An “urban oasis” that aims to connect food, nature and culture is a million-dollar idea, the Saint Paul Foundation announced Monday.
The oasis received the most votes from Minnesotans as part of the Forever Saint Paul Challenge, a competition organized by the Saint Paul Foundation and Minnesota Idea Open.
City resident Tracy Sides proposed the hub, which would process and promote local food. She says the center would help local farmers, who often don’t have a place to sell their excess produce.
“By creating a worker-owned cooperative where local farmers could go sell that excess produce, we’re creating jobs because we need people to process that food, market it, distribute it, say as healthy snacks to kids in schools,” she said. “Or it gives small local producers access to markets like a co-op or grocery store.”
Sides proposed to create the food hub and event center in a vacant building in the Bruce Vento Nature Sanctuary. She will receive $1 million to implement the idea.
“Creating this example of how we can have a food system that serves the health of the people and the land is going to be a tremendous asset and set St.

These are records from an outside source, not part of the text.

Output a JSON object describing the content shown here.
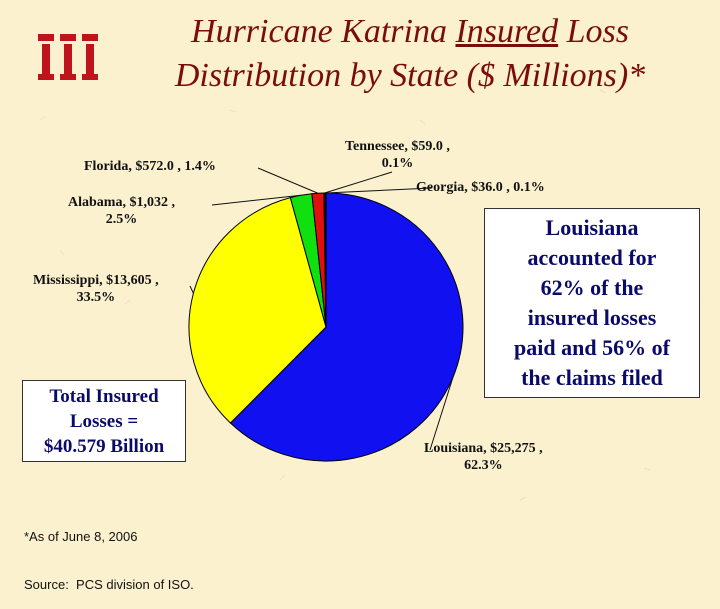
{
  "title": {
    "line1_prefix": "Hurricane Katrina ",
    "line1_underlined": "Insured",
    "line1_suffix": " Loss",
    "line2": "Distribution by State ($ Millions)*"
  },
  "logo_name": "iii-logo",
  "colors": {
    "background": "#fbf1cf",
    "title": "#7b0c0c",
    "logo": "#c0141c",
    "callout_text": "#0a0a6a"
  },
  "chart_data": {
    "type": "pie",
    "title": "",
    "slices": [
      {
        "state": "Louisiana",
        "value": 25275,
        "percent": 62.3,
        "color": "#1010f0",
        "label": "Louisiana, $25,275 ,",
        "label2": "62.3%"
      },
      {
        "state": "Mississippi",
        "value": 13605,
        "percent": 33.5,
        "color": "#ffff00",
        "label": "Mississippi, $13,605 ,",
        "label2": "33.5%"
      },
      {
        "state": "Alabama",
        "value": 1032,
        "percent": 2.5,
        "color": "#10e010",
        "label": "Alabama, $1,032 ,",
        "label2": "2.5%"
      },
      {
        "state": "Florida",
        "value": 572.0,
        "percent": 1.4,
        "color": "#e01010",
        "label": "Florida, $572.0 , 1.4%",
        "label2": ""
      },
      {
        "state": "Tennessee",
        "value": 59.0,
        "percent": 0.1,
        "color": "#7a2a00",
        "label": "Tennessee, $59.0 ,",
        "label2": "0.1%"
      },
      {
        "state": "Georgia",
        "value": 36.0,
        "percent": 0.1,
        "color": "#20a020",
        "label": "Georgia, $36.0 , 0.1%",
        "label2": ""
      }
    ]
  },
  "total_box": {
    "line1": "Total Insured",
    "line2": "Losses =",
    "line3": "$40.579 Billion"
  },
  "callout": {
    "line1": "Louisiana",
    "line2": "accounted for",
    "line3": "62% of the",
    "line4": "insured losses",
    "line5": "paid and 56% of",
    "line6": "the claims filed"
  },
  "footnote": {
    "line1": "*As of June 8, 2006",
    "line2": "Source:  PCS division of ISO."
  }
}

Paul apart as an extremely creative, sustainable, and equitable city,” she said.
Organizers said the idea received more than half of the votes.
The Forever Saint Paul Challenge started with nearly 1,000 ideas that were narrowed down by volunteers and a panel of judges.
Sides spoke with Tom Crann on MPR News’ All Things Considered. Below is an edited transcript of their conversation:
SIDES: We’re going to be drawing people to in, to learn, work, create new food businesses. We’ll be training food entrepreneurs and we’ll be sending it out. We’re going to have a food truck and take advantage of these incredible market opportunities with the Union Depot scaling up, the Saint Paul Saints starting to play ball in 2015.
CRANN: They’re all located pretty close to the Bruce Vento Nature Sanctuary which isn’t far from downtown St. Paul. I want to ask you about the $1 million — what will it go to and is it enough for all you want to do with it?
SIDES: The million dollars — a small part of that would be going towards the planning and figuring out some of the business model details for the food hub. The majority of it should be going toward capital, like the freezers, ovens, stoves, things like that. We won’t need to be using it to put in the electrical or plumbing in the building. Thankfully, there is an existing development process that we’re just plugging into. This is about building on good things that are already happening.
CRANN: Take us five years into the future. I want to know how you envision if this project is a success in five years.
SIDES: In five years, I would love to be seeing people biking or walking from Lowertown along the trails over into this building that is a model for a sustainable future, a building that is LEED certified, and a food hub where all of these activities are happening, where people are coming together around food. You could eat at the cafe, go and have a cooking lesson on how to cook with kohlrabi — that was a new ingredient to me this summer. People will be celebrating weddings, Ecolab will have retreats there with their management teams up on the roof, looking back with a bird’s eye view on their business literally and figuratively.
Marcheta Fornoff, a University of Minnesota student, pulled together this timeline of the site in St. Paul that will include the “urban oasis.” The site is also a holy place for the Dakota tribe. Dates were taken from the National Park Service.
1766: The site became known as Carver’s Cave after colonial explorer Jonathan Carver visited and described the cave.
1837: The Dakota ceded their lands east of the Mississippi River
1853: North Star Brewery was built on this site
1868: Railways were constructed in Phalen Creek.
1920: The peak era for railway stations at Phalen Creek
1970s: The use of railways began to decline. The Lowertown Depot was abandoned.
1997: The Lower Phalen Creek Project, a non-profit partnership between the Eastside and Lowertown communities to develop and maximize ecological resources connected to the Mississippi River.
2002: Land was purchased by the city of Saint Paul and named after deceased Congressman Bruce Vento from Winona.
2003: Hundreds of volunteers removed more than 50 tons of trash from the land.
2005: Bruce Vento Sanctuary became a Saint Paul city park
MPR News reporter Julie Siple contributed to this report.